Abstract

ABSTRACT Our contribution to this special issue brings the theoretical and empirical orientations of the Becoming a Minority (BaM) project into dialogue with the complex and charged post-Brexit geography of the North of England. We present findings from the UK ESRC funded project Northern Exposure: Race, Nation and Disaffection in ‘Ordinary’ Towns and Cities after Brexit, drawing upon a period of co-productive and ethnographic work with local authority stakeholders, voluntary sector practitioners and community actors in two urban locations in the English North: Halifax and Wakefield.
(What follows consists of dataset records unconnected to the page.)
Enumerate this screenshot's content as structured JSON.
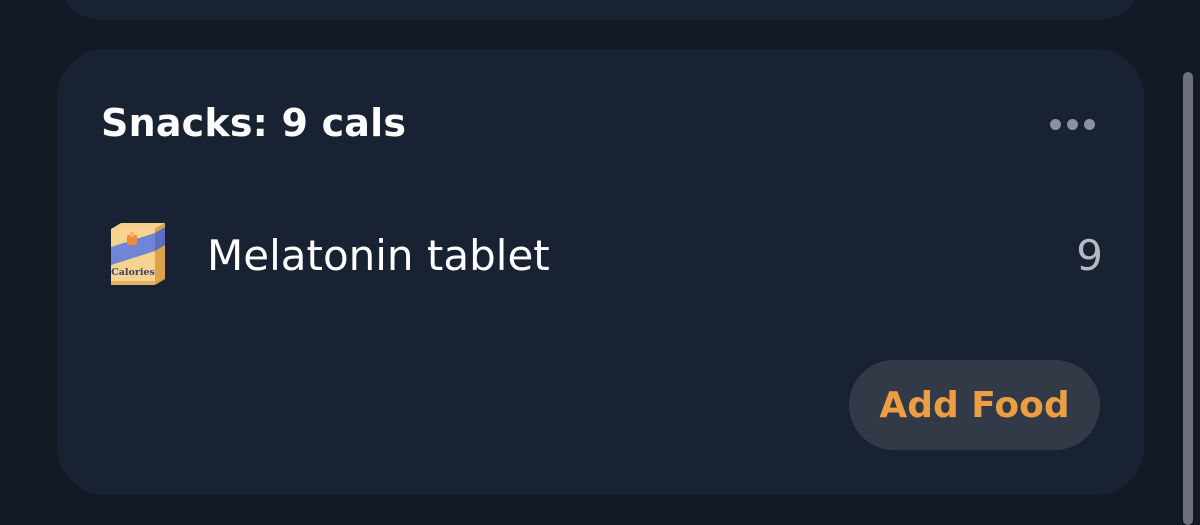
{
  "meal_card": {
    "title": "Snacks: 9 cals",
    "more_icon": "more-horizontal-icon",
    "items": [
      {
        "icon": "calories-box-icon",
        "icon_text": "Calories",
        "name": "Melatonin tablet",
        "calories": "9"
      }
    ],
    "add_food_label": "Add Food"
  },
  "colors": {
    "background": "#131a26",
    "card": "#192233",
    "title": "#ffffff",
    "secondary_text": "#b4b9c2",
    "accent": "#ec9e43",
    "button_bg": "#323947"
  }
}
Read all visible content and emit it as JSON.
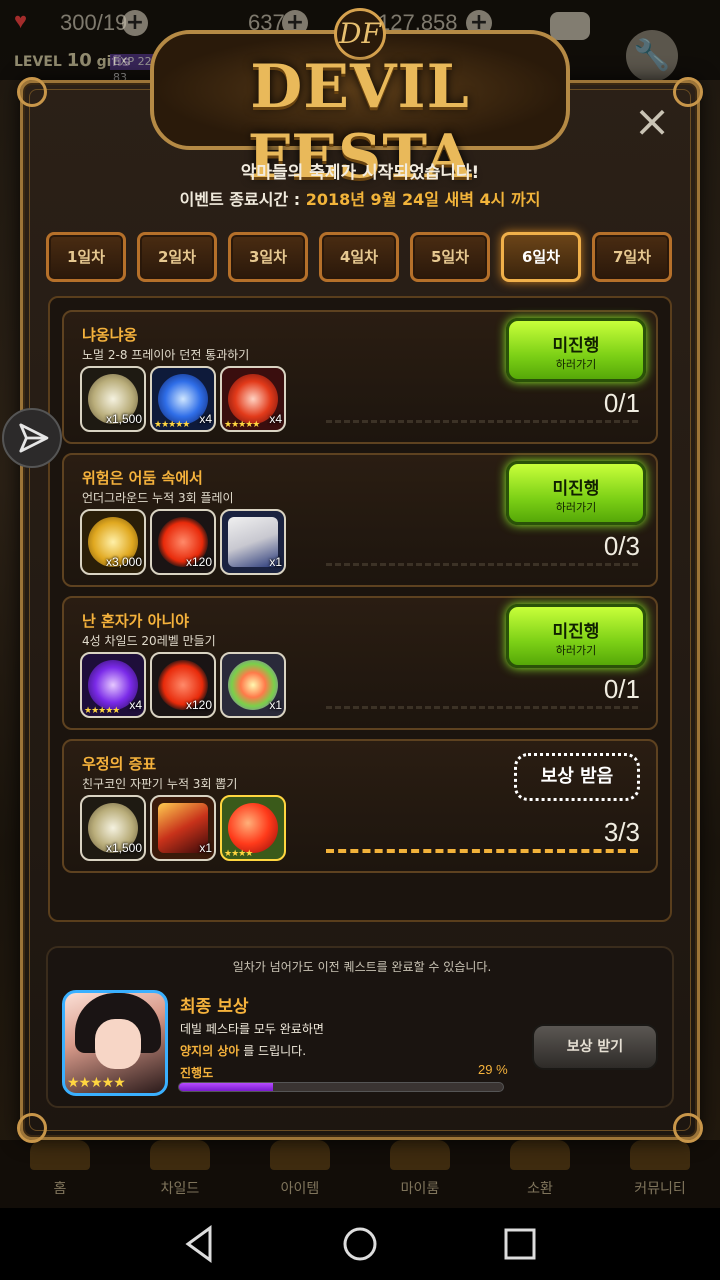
{
  "topbar": {
    "stamina": "300/19",
    "gems": "637",
    "gold": "127,858",
    "level_prefix": "LEVEL",
    "level_num": "10",
    "player_name": "gifis",
    "exp": "EXP 22 / 83"
  },
  "dialog": {
    "logo_title": "DEVIL FESTA",
    "logo_mark": "DF",
    "subtitle": "악마들의 축제가 시작되었습니다!",
    "end_label": "이벤트 종료시간 :",
    "end_value": "2018년 9월 24일 새벽 4시 까지",
    "close": "×"
  },
  "tabs": [
    {
      "label": "1일차"
    },
    {
      "label": "2일차"
    },
    {
      "label": "3일차"
    },
    {
      "label": "4일차"
    },
    {
      "label": "5일차"
    },
    {
      "label": "6일차",
      "active": true
    },
    {
      "label": "7일차"
    }
  ],
  "quests": [
    {
      "title": "냐옹냐옹",
      "desc": "노멀 2-8 프레이아 던전 통과하기",
      "items": [
        {
          "icon": "silver-coin-icon",
          "count": "x1,500",
          "stars": ""
        },
        {
          "icon": "blue-gem-icon",
          "count": "x4",
          "stars": "★★★★★"
        },
        {
          "icon": "red-gem-icon",
          "count": "x4",
          "stars": "★★★★★"
        }
      ],
      "progress": "0/1",
      "fraction": 0,
      "button_main": "미진행",
      "button_sub": "하러가기"
    },
    {
      "title": "위험은 어둠 속에서",
      "desc": "언더그라운드 누적 3회 플레이",
      "items": [
        {
          "icon": "gold-coins-icon",
          "count": "x3,000",
          "stars": ""
        },
        {
          "icon": "heart-icon",
          "count": "x120",
          "stars": ""
        },
        {
          "icon": "ticket-icon",
          "count": "x1",
          "stars": ""
        }
      ],
      "progress": "0/3",
      "fraction": 0,
      "button_main": "미진행",
      "button_sub": "하러가기"
    },
    {
      "title": "난 혼자가 아니야",
      "desc": "4성 차일드 20레벨 만들기",
      "items": [
        {
          "icon": "purple-gem-icon",
          "count": "x4",
          "stars": "★★★★★"
        },
        {
          "icon": "heart-icon",
          "count": "x120",
          "stars": ""
        },
        {
          "icon": "rainbow-orb-icon",
          "count": "x1",
          "stars": ""
        }
      ],
      "progress": "0/1",
      "fraction": 0,
      "button_main": "미진행",
      "button_sub": "하러가기"
    },
    {
      "title": "우정의 증표",
      "desc": "친구코인 자판기 누적 3회 뽑기",
      "items": [
        {
          "icon": "silver-coin-icon",
          "count": "x1,500",
          "stars": ""
        },
        {
          "icon": "card-pack-icon",
          "count": "x1",
          "stars": ""
        },
        {
          "icon": "red-slime-icon",
          "count": "",
          "stars": "★★★★"
        }
      ],
      "progress": "3/3",
      "fraction": 1,
      "button_main": "보상 받음",
      "button_sub": ""
    }
  ],
  "final": {
    "note": "일차가 넘어가도 이전 퀘스트를 완료할 수 있습니다.",
    "title": "최종 보상",
    "desc1": "데빌 페스타를 모두 완료하면",
    "desc2_hl": "양지의 상아",
    "desc2_rest": " 를 드립니다.",
    "progress_label": "진행도",
    "progress_pct": "29 %",
    "progress_value": 0.29,
    "stars": "★★★★★",
    "button": "보상 받기"
  },
  "bottomnav": [
    "홈",
    "차일드",
    "아이템",
    "마이룸",
    "소환",
    "커뮤니티"
  ],
  "colors": {
    "accent_gold": "#f5b23c",
    "button_green": "#7cd016",
    "progress_purple": "#9a2ee8"
  }
}
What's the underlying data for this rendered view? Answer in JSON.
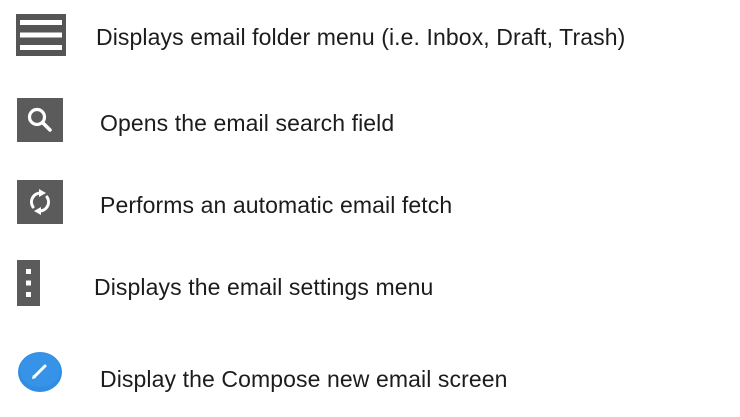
{
  "legend": {
    "items": [
      {
        "icon": "hamburger-menu-icon",
        "label": "Displays email folder menu (i.e. Inbox, Draft, Trash)"
      },
      {
        "icon": "search-icon",
        "label": "Opens the email search field"
      },
      {
        "icon": "refresh-icon",
        "label": "Performs an automatic email fetch"
      },
      {
        "icon": "more-vertical-icon",
        "label": "Displays the email settings menu"
      },
      {
        "icon": "compose-icon",
        "label": "Display the Compose new email screen"
      }
    ]
  },
  "colors": {
    "icon_tile": "#5b5b5b",
    "icon_glyph": "#ffffff",
    "compose_accent": "#2f8de4",
    "text": "#1c1c1c"
  }
}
We report on how shifting patterns of diversity and population change interlock with deindustrialised economies, fiscal austerity, the coronavirus crisis, and the predations of ethno-nationalist politics and policy. Amid these dislocations and risks, we find delicate, differentiated, and predominantly informal infrastructures of community governance and intervention attempting to build alliances and resolve tensions: a grounded, local-view that belies the kind of image of the North established in mainstream national understandings of the dramatic politics of Brexit and after. Taking a productive cue from the BaM study, we offer some fine-grained reflections on localised dynamics of diversity experience and the negotiation of inter-ethnic relations albeit in a sprawling urban region beyond the West-European metropolitan core.